The voices of Tax Policy Center's researchers and staff
As TaxVox readers know by now, House Republicans now require the Joint Committee on Taxation and the Congressional Budget Office to include macroeconomic effects when they produce budget scores of major bills. The GOP hoped this would show that tax cuts would generate so much new economic activity that they’d lose much less revenue than traditional budget scoring suggests.
But two recent episodes suggest that dynamic scoring may disappoint even its strongest admirers.
In the first, the Tax Foundation, which advocates for tax cuts, dynamically scored the latest proposal by senators Marco Rubio (R-FL) and Mike Lee (R-UT). The Rubio-Lee plan includes, among other things, major cuts in corporate and individual tax rates, repeal of taxes on capital gains and other investment income, and big new incentives for business investment.
In other words, the plan was specifically intended to boost economic growth. But the Tax Foundation found that it would still lose $1.7 trillion over the next 10 years—the all-important budget window upon which tax bills must be scored. Add in interest costs, and it would increase the debt by $2.3 trillion.

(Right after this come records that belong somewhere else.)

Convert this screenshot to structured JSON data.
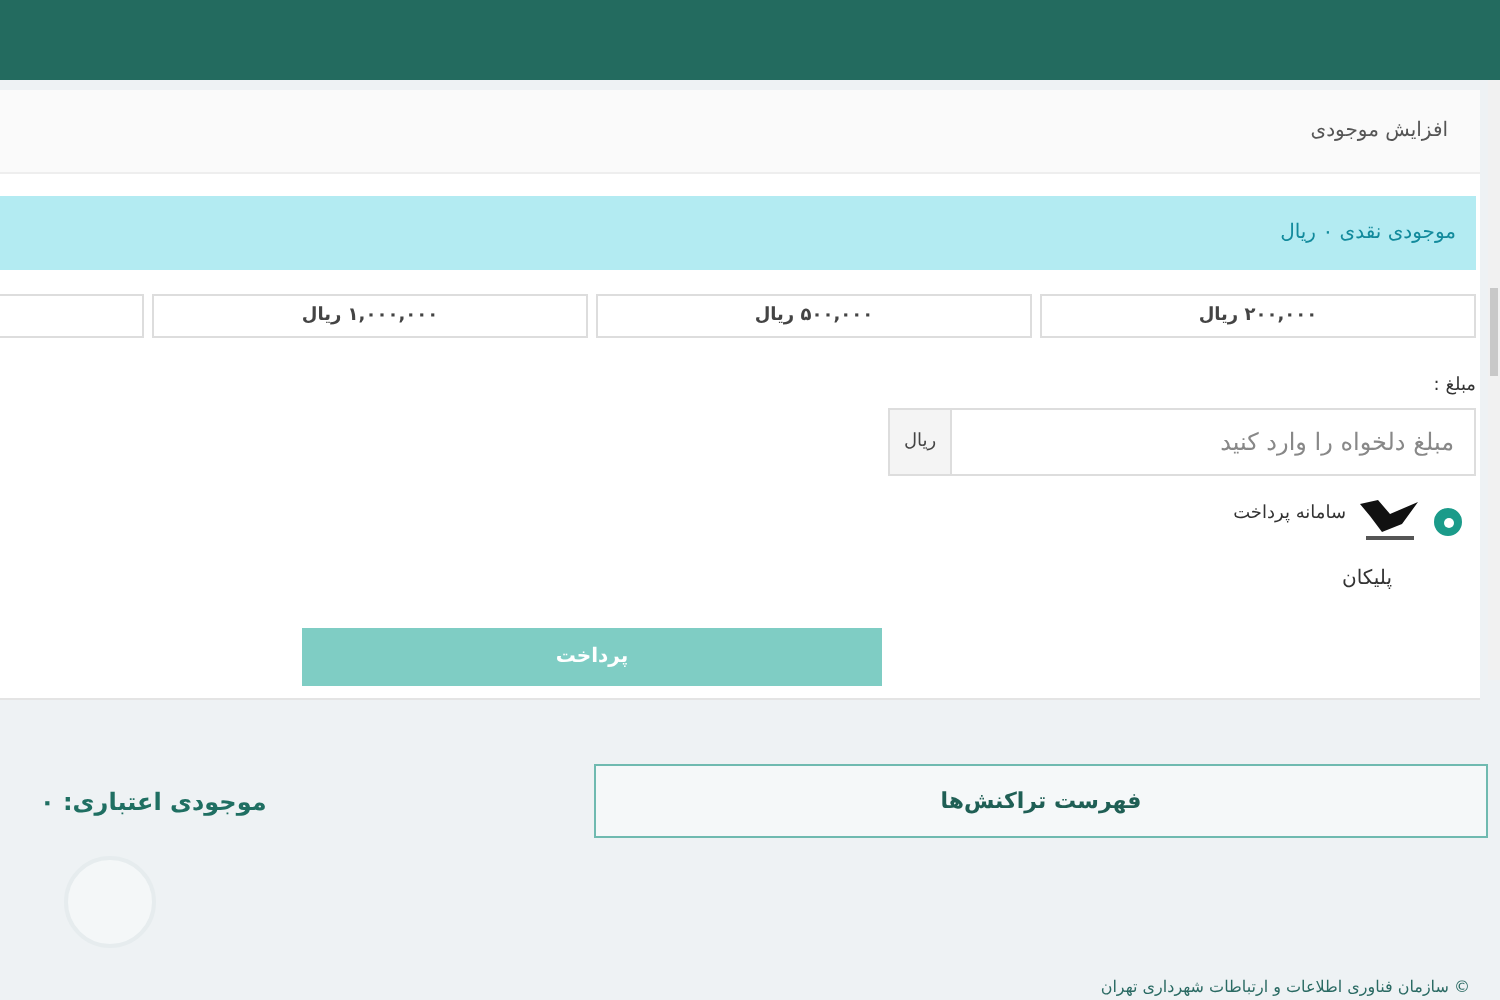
{
  "card": {
    "title": "افزایش موجودی",
    "balance_alert": "موجودی نقدی ۰ ریال"
  },
  "amount_options": [
    {
      "label": "۲۰۰,۰۰۰ ریال"
    },
    {
      "label": "۵۰۰,۰۰۰ ریال"
    },
    {
      "label": "۱,۰۰۰,۰۰۰ ریال"
    }
  ],
  "amount_field": {
    "label": "مبلغ :",
    "placeholder": "مبلغ دلخواه را وارد کنید",
    "unit": "ریال"
  },
  "gateways": [
    {
      "label": "سامانه پرداخت",
      "name": "پلیکان",
      "selected": true
    }
  ],
  "pay_button": {
    "label": "پرداخت",
    "disabled": true
  },
  "transactions_button": "فهرست تراکنش‌ها",
  "credit_balance": "موجودی اعتباری: ۰",
  "footer": "© سازمان فناوری اطلاعات و ارتباطات شهرداری تهران"
}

Over time, the fiscal consequences would be different, according to the Tax Foundation. Using its own model, the group concluded that the Rubio-Lee bill would raise revenue by about $94 billion in Year 10 and then increase receipts by a steady 0.5 percent of Gross Domestic Product thereafter.
Even the 10-year score looks much better than a traditional static estimate, which shows an increase of more than $4 trillion in the debt, according to the Tax Foundation model. But it still blows a huge hole in federal finances.
The Tax Foundation assumed no offsetting tax hikes or spending cuts. If Congress did pay for the tax cuts in some way, the effects on growth--and thus revenues--would change in complicated and uncertain ways.
There are other important technical questions about the Tax Foundation model, especially regarding its assumptions about how responsive labor and capital investment are to tax changes. But even assuming that investment is extremely sensitive to these modifications (CBO and many outside economists think the effects are much weaker), the plan still scores as a huge revenue loser over the first decade.
The other instructive story comes from the fate of a House Republican plan to restore and make permanent a now-expired measure to subsidize business capital purchases. Called bonus depreciation, it would allow firms to deduct half the cost of equipment in the year it is acquired. Before the House passed this last year, the Joint Committee on Taxation estimated it would add $287 billion to the debt over 11 years (yes, it scored the plan over 11 years, instead of 10).
That’s enough to trigger the dynamic scoring rule and, according to a nice piece by Aaron Lorenzo of Bloomberg-BNA Daily Tax Report (paywall), that prospect may have scuttled the measure in the House.
The problem is that JCT already did an experimental dynamic analysis of last year’s bill and found only a very small long-run increase in business capital that could offset some of the revenue loss, though most benefits would probably occur outside the all-important budget window.
And that’s a big problem. Until now, Democrats have insisted that any permanent restoration of tax subsidies such as bonus depreciation be paid for. Republicans argued that wouldn’t be necessary once Congress takes into account those growth effects. But if the measure still adds to 10-year deficits even under dynamic scoring….
Rep. Dave Reichert (R-WA), a strong backer of the measure, told Aaron that the problem could sink the measure. “I think that places a question mark over that bill,” Reichert lamented.
As we continue to debate the costs and benefits of dynamic scoring, keep these lessons in mind: Including macroeconomic effects in budget scores may not be the panacea its supporters hope.